Quant à la force utilisée par l’AI, je suis d’avis qu’elle était justifiée du point de vue de la loi. L’agent était en droit d’empêcher la fermeture de la porte afin de procéder à l’arrestation de la plaignante, et de le faire avec force. Sachant que la plaignante avait déjà menacé de se faire du mal avec des couteaux, l’AI a eu raison d’empêcher cette éventualité, qui aurait pu se concrétiser si la plaignante avait réussi à fermer et, possiblement, à verrouiller la porte derrière elle.
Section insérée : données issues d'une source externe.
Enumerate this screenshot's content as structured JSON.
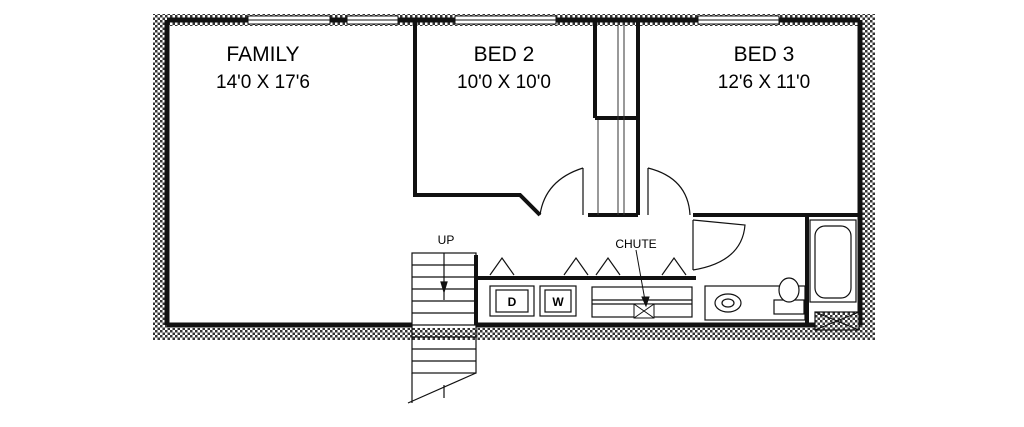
{
  "rooms": {
    "family": {
      "name": "FAMILY",
      "dims": "14'0 X 17'6"
    },
    "bed2": {
      "name": "BED 2",
      "dims": "10'0 X 10'0"
    },
    "bed3": {
      "name": "BED 3",
      "dims": "12'6 X 11'0"
    }
  },
  "labels": {
    "stairs": "UP",
    "chute": "CHUTE",
    "dryer": "D",
    "washer": "W"
  },
  "colors": {
    "wall": "#111111",
    "background": "#ffffff",
    "foundation_hatch": "#444444"
  }
}
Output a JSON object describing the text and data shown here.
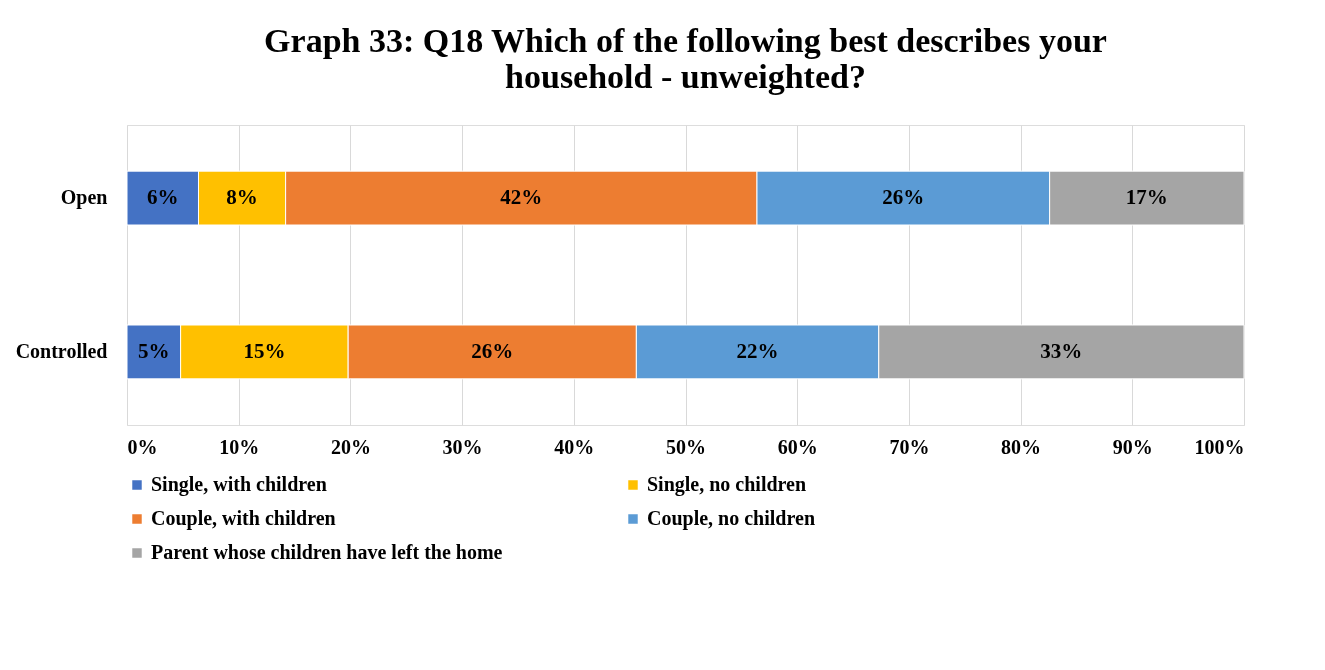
{
  "chart_data": {
    "type": "bar",
    "orientation": "horizontal",
    "stacked": true,
    "title": "Graph 33: Q18 Which of the following best describes your household - unweighted?",
    "categories": [
      "Open",
      "Controlled"
    ],
    "series": [
      {
        "name": "Single, with children",
        "color": "#4472c4",
        "values": [
          6.4,
          4.8
        ],
        "value_labels": [
          "6%",
          "5%"
        ]
      },
      {
        "name": "Single, no children",
        "color": "#ffc000",
        "values": [
          7.8,
          15.0
        ],
        "value_labels": [
          "8%",
          "15%"
        ]
      },
      {
        "name": "Couple, with children",
        "color": "#ed7d31",
        "values": [
          42.2,
          25.8
        ],
        "value_labels": [
          "42%",
          "26%"
        ]
      },
      {
        "name": "Couple, no children",
        "color": "#5b9bd5",
        "values": [
          26.2,
          21.7
        ],
        "value_labels": [
          "26%",
          "22%"
        ]
      },
      {
        "name": "Parent whose children have left the home",
        "color": "#a5a5a5",
        "values": [
          17.4,
          32.7
        ],
        "value_labels": [
          "17%",
          "33%"
        ]
      }
    ],
    "xlim": [
      0,
      100
    ],
    "xticks": [
      {
        "value": 0,
        "label": "0%"
      },
      {
        "value": 10,
        "label": "10%"
      },
      {
        "value": 20,
        "label": "20%"
      },
      {
        "value": 30,
        "label": "30%"
      },
      {
        "value": 40,
        "label": "40%"
      },
      {
        "value": 50,
        "label": "50%"
      },
      {
        "value": 60,
        "label": "60%"
      },
      {
        "value": 70,
        "label": "70%"
      },
      {
        "value": 80,
        "label": "80%"
      },
      {
        "value": 90,
        "label": "90%"
      },
      {
        "value": 100,
        "label": "100%"
      }
    ],
    "grid": "x",
    "legend": "bottom"
  }
}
Une fois à l’intérieur de la chambre, rien ne prouve que l’AI ait exercé une force supplémentaire sur la plaignante.

Pour les raisons qui précèdent, il n’y a aucun motif de porter des accusations criminelles contre l’AI dans cette affaire. Le dossier est clos.


Date : 17 novembre 2023


Approuvé par voie électronique par

Joseph Martino
Directeur
Unité des enquêtes spéciales

Notes

  • 1) Les renseignements contenus dans cette section correspondent à ceux reçus par l’UES au moment où elle a été notifiée et ne correspondent pas nécessairement aux conclusions de l’UES à l’issue de son enquête. [Retour au texte]
  • 2) Les enregistrements en question contiennent des renseignements personnels de nature délicate et ne sont donc pas divulgués, aux termes du paragraphe 34(2) de la Loi de 2019 sur l’Unité des enquêtes spéciales. Les parties importantes de ces enregistrements sont résumées ci-dessous. [Retour au texte]

Note:

La version originale anglaise signée du rapport fait autorité. En cas de divergence entre cette version et les versions anglaise ou française en ligne, la version originale anglaise signée du rapport l’emporte.